The life of the farm was (as it still is) guided by the seasons. Each month had its duties: Thomas Tusser wrote a series of versified tips to the farmer, Five Hundred Points of Good Husbandry.

Tusser on March*, April*, May*, and of the different winds in Spring. . .*

Ploughing on a Monday?

Go plough in the stubble, take timely this season,
For sowing of vetches, of beans, and of peason.

("Peason" are peas and other legumes; Tusser was always willing to stretch a word for the sake of a rhyme.)

The Monday after Twelfth Night, when farm work was resumed after the Christmas holidays, was known as Plough Monday. On this day, the ploughs were blessed and decorated and dragged around the parish by plough-boys, known as Plough Bullocks or Plough Stots, who demanded food, drink and money. Villagers performed Mummers' plays, which enacted ritual combat and symbolic death and revival. Farm labourers performed sword dances around the plough.

Spring songs

Two songs that celebrate spring by Shakespeare's contemporary, Thomas Morley: "Springtime" is a madrigal, played here by a trio of recorders.

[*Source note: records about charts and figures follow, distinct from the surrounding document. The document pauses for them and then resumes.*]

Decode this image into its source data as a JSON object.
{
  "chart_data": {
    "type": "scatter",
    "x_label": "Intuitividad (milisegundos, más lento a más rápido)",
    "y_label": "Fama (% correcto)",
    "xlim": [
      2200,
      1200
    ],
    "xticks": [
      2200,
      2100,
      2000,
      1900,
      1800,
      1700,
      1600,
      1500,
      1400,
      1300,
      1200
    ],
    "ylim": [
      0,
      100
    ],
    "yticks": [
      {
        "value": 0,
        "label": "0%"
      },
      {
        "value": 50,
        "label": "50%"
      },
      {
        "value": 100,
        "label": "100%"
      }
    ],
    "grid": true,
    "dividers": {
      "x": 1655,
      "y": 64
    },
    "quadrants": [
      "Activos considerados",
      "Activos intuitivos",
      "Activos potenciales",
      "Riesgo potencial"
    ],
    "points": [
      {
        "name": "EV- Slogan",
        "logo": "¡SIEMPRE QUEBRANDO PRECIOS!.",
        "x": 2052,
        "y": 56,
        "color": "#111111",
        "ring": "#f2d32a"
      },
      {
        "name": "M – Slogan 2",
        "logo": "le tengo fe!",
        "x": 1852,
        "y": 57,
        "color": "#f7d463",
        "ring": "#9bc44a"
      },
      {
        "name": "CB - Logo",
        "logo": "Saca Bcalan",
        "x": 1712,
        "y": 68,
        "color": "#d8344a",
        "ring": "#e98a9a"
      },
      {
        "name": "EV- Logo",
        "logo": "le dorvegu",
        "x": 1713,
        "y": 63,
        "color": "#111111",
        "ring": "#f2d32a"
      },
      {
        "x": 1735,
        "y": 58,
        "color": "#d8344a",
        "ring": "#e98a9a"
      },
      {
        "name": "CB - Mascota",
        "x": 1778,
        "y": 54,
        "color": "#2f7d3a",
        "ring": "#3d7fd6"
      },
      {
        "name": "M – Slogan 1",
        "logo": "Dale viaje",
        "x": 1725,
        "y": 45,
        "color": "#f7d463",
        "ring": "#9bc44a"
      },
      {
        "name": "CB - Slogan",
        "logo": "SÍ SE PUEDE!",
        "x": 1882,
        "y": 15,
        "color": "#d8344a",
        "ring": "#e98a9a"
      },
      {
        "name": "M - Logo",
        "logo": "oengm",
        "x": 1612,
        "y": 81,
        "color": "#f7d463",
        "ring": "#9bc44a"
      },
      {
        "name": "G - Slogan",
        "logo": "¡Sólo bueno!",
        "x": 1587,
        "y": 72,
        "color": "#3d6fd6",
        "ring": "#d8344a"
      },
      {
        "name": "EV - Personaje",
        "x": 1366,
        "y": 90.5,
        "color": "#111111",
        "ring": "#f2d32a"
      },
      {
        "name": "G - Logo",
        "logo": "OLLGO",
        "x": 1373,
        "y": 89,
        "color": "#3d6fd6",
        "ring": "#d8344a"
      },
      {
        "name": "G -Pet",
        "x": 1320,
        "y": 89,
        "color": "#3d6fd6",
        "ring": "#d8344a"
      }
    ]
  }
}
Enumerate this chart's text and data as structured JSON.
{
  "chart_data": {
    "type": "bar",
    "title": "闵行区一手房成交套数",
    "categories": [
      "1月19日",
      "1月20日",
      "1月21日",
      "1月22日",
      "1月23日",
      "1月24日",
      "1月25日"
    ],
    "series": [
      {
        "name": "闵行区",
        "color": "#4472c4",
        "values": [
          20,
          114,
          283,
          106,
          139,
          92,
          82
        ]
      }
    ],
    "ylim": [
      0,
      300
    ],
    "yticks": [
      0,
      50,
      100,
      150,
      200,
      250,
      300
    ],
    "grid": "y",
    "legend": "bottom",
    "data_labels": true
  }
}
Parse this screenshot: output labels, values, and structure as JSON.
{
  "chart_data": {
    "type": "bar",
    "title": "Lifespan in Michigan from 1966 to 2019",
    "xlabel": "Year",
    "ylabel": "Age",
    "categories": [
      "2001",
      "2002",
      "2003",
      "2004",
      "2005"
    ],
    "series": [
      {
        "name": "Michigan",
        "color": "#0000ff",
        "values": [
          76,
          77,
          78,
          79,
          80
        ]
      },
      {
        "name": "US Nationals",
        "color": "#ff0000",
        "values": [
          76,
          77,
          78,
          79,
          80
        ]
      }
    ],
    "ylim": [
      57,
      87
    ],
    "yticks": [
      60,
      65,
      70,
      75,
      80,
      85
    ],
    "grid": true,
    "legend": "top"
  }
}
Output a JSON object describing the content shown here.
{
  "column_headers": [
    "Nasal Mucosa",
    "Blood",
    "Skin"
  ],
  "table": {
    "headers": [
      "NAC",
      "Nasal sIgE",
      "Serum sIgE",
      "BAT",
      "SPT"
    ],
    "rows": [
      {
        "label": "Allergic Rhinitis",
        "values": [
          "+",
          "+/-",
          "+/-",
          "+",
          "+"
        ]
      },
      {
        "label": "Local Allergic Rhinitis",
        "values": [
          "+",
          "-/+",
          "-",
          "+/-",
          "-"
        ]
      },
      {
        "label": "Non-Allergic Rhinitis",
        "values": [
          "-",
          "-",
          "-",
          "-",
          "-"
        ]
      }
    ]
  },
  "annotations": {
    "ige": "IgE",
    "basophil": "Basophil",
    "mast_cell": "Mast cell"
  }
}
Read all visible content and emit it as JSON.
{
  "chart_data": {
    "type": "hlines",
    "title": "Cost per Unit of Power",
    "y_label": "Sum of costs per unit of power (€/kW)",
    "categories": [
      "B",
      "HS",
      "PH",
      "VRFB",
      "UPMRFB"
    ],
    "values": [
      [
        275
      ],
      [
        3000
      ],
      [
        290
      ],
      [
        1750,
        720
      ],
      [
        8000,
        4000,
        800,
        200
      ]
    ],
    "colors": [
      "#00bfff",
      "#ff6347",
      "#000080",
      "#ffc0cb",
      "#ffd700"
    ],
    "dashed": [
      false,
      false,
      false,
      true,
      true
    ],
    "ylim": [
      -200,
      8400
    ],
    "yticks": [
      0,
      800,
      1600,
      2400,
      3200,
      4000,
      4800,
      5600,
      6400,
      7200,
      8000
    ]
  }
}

and "It Was a Lover and his Lass" is a setting of a lyric from As You Like It, accompanied here by lute:

Footnotes

  1. March

    In March is good grafting, the skillful do know,
    So long as the wind in the east do not blow.

  2. April

    Sweet April showers,
    Do bring May flowers.

    A natural poet?

    Shakespeare was no "nature poet" writing of nature and the seasons for their own sake, but the ancient symbol of the cycle of seasons--spring as birth, summer as the prime, autumn as fruitful age, winter as death, spring (again) as rebirth--informs his plays and his poetry:

    O, how this spring of love resembleth
    The uncertain glory of an April day,
    Which now shows all the beauty of the sun,
    And by and by a cloud takes all away!
    (The Two Gentlemen of Verona, 1.3.84-87)

  3. May

    In May get a weed-hook, a crotch [fork], and a glove,
    And weed out such weeds as the corn do not love.

  4. The Properties of the Winds in Spring


    The North is a noyer to grass of all suits,
    The East a destroyer to herb and all fruits,
    The South, with his showers, refresheth the corn,
    The West, to all flowers may not be forborne.